2
votes

I want to create a color picker in WPF/C# similar to what I see in Photoshop.

alt text

As I move the Hue Slider, the gradient should update. I 1st want to know how can I create the gradient, where should individual color stops appear and what color values should they contain.

The above maybe harder to implement as the gradient composes of

  • White - Red
  • White - Black
  • Black - Red

I can create individual gradients easily but how can I create a "composite" gradient like this?

A simpler alternative is have 3 sliders each for HSB values.

alt text

As I move one slider, colors on the 2 other slider should update. Any links or tips to get me started? I need to find a way to calculate colors on 2 other sliders as I move one. Eg. when I move the Hue slider from Red - Blue, Saturation and Brightness should update from say a unsaturated to saturated red to blue and dark to light red to blue.

3

3 Answers

1
votes

About the gradient, I think you should draw it yourself.
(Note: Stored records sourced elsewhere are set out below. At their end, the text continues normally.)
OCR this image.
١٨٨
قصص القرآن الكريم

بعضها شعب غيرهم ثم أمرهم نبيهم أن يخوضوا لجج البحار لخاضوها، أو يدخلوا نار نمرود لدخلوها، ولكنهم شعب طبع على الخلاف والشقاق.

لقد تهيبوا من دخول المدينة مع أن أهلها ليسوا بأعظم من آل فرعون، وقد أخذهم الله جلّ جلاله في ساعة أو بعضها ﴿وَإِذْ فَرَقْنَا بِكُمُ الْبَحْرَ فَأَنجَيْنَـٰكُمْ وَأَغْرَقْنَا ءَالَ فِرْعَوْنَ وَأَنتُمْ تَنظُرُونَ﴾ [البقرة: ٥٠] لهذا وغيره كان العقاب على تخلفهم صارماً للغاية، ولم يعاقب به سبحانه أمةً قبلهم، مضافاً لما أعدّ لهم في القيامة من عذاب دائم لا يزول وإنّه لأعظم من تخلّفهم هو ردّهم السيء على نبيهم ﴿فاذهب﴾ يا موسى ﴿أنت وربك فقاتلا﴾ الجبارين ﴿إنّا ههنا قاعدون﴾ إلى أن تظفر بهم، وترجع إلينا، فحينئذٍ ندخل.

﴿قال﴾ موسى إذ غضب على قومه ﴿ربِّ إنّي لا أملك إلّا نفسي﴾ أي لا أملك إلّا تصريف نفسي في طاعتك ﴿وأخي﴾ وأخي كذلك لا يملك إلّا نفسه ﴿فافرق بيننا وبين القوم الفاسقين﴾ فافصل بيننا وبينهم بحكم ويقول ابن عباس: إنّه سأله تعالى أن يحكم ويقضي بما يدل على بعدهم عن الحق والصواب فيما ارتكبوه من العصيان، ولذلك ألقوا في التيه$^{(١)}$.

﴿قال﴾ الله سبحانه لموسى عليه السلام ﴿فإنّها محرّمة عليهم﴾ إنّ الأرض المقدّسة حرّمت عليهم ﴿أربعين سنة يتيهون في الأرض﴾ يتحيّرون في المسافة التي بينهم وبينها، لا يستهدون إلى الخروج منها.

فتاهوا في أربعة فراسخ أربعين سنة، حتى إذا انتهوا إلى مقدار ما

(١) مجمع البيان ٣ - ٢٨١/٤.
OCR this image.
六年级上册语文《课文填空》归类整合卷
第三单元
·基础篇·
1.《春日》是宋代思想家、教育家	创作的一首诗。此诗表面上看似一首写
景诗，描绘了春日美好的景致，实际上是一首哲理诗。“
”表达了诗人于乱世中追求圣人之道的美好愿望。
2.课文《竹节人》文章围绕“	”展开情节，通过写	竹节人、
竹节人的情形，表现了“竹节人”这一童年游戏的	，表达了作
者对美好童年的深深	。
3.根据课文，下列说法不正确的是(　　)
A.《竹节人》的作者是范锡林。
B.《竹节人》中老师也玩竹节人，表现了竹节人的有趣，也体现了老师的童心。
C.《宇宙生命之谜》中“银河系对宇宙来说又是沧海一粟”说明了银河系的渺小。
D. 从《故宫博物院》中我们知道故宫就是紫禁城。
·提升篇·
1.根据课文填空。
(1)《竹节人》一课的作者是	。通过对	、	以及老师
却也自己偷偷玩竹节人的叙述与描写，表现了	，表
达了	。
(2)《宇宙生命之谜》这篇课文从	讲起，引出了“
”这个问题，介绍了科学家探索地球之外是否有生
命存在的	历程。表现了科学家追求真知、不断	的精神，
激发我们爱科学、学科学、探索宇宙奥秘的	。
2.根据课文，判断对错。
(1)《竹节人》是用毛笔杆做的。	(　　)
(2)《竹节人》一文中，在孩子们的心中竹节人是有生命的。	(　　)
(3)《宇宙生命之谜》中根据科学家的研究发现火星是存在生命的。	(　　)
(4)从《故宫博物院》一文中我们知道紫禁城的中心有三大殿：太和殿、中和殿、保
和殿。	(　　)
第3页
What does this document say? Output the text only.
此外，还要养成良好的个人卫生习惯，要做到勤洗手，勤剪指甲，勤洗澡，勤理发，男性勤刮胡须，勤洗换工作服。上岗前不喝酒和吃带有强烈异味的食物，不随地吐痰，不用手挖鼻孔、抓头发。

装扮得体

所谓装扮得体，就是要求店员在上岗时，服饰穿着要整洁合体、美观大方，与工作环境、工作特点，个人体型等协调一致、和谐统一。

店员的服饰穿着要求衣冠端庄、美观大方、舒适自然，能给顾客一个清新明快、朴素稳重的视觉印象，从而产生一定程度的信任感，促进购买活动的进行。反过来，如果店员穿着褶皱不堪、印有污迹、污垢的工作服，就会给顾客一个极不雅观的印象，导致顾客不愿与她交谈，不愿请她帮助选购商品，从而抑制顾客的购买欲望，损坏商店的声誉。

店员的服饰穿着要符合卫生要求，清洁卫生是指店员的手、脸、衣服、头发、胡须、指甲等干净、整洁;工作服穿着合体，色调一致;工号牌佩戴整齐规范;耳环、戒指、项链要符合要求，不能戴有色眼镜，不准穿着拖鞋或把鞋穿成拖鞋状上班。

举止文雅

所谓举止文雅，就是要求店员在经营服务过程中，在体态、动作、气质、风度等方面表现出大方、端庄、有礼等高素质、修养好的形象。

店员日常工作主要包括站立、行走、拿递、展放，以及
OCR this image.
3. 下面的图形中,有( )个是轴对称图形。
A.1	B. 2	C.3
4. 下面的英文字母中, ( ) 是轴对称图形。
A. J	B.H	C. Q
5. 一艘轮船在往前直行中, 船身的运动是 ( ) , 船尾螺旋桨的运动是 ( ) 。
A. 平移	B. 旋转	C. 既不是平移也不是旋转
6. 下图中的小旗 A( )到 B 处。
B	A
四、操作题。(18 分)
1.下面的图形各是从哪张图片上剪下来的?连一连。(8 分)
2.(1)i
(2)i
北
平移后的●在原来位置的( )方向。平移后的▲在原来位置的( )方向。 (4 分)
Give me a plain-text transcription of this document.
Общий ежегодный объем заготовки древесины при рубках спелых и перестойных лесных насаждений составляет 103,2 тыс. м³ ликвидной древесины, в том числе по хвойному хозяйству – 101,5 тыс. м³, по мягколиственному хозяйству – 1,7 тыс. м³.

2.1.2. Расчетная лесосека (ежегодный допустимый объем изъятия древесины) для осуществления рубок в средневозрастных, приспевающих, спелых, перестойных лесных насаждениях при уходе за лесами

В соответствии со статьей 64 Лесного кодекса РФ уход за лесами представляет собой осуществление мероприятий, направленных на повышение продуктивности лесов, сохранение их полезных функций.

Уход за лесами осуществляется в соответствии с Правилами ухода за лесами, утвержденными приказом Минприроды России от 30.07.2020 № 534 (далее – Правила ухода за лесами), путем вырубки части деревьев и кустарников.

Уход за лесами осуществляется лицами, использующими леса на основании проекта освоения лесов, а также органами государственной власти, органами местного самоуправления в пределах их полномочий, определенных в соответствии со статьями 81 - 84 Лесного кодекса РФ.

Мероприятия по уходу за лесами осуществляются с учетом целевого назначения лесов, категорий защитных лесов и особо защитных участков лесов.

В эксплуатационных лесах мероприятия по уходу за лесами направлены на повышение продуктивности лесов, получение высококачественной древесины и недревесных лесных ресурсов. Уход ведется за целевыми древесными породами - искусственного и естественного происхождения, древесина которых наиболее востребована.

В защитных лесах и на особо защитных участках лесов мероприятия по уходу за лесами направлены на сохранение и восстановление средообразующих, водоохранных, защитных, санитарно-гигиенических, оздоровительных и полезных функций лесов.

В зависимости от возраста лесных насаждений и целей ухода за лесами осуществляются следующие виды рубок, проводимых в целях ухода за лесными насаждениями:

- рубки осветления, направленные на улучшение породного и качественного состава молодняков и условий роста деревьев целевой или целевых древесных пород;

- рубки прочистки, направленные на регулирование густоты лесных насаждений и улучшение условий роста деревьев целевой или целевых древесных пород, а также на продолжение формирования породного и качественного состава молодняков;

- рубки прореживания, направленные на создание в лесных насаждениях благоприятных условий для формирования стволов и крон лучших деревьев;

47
Take a look at WriteableBitmap.

The three sliders thing may be implemented like this:

  • Implement an abstract IMultivalueConverter that convert two color component values to a gradient brush. The converter simply takes the two color component values, creates a gradient of the third unknown component value and returns it.
  • Derive three concrete converters : HSToBGradientConverter, SBToHGradientConverter, BHToSGradientConverter.
  • Bind the background of the slider's tracks with a multibinding on the respective color components and converter.
1
votes

http://blogs.msdn.com/b/wpfsdk/archive/2006/10/26/uncommon-dialogs--font-chooser-and-color-picker-dialogs.aspx

Check out the color picker dialog. That should be a good place to get started.

Hope it helps!

0
votes

As a note the gradient doesn't really consist of the three things you've listed. Your problem is that you are still thinking in terms of an RGB colour space it sounds like. In fact the whole point of that square is that it is doign a gradient from 0 saturation to 100% saturation left to right and 0 brightness to 100% brightness top to bottom.

I'd go for creating a square image and then for each pixel work out what saturation and brightness it corresponds to and then put that colour in (with the hue information of course).

I assume you have the capability of converting HSB colours to RGB colours already. If not this should be a first point of call and the algorithms to do this should be easy to find (if not shout and I can dig them out).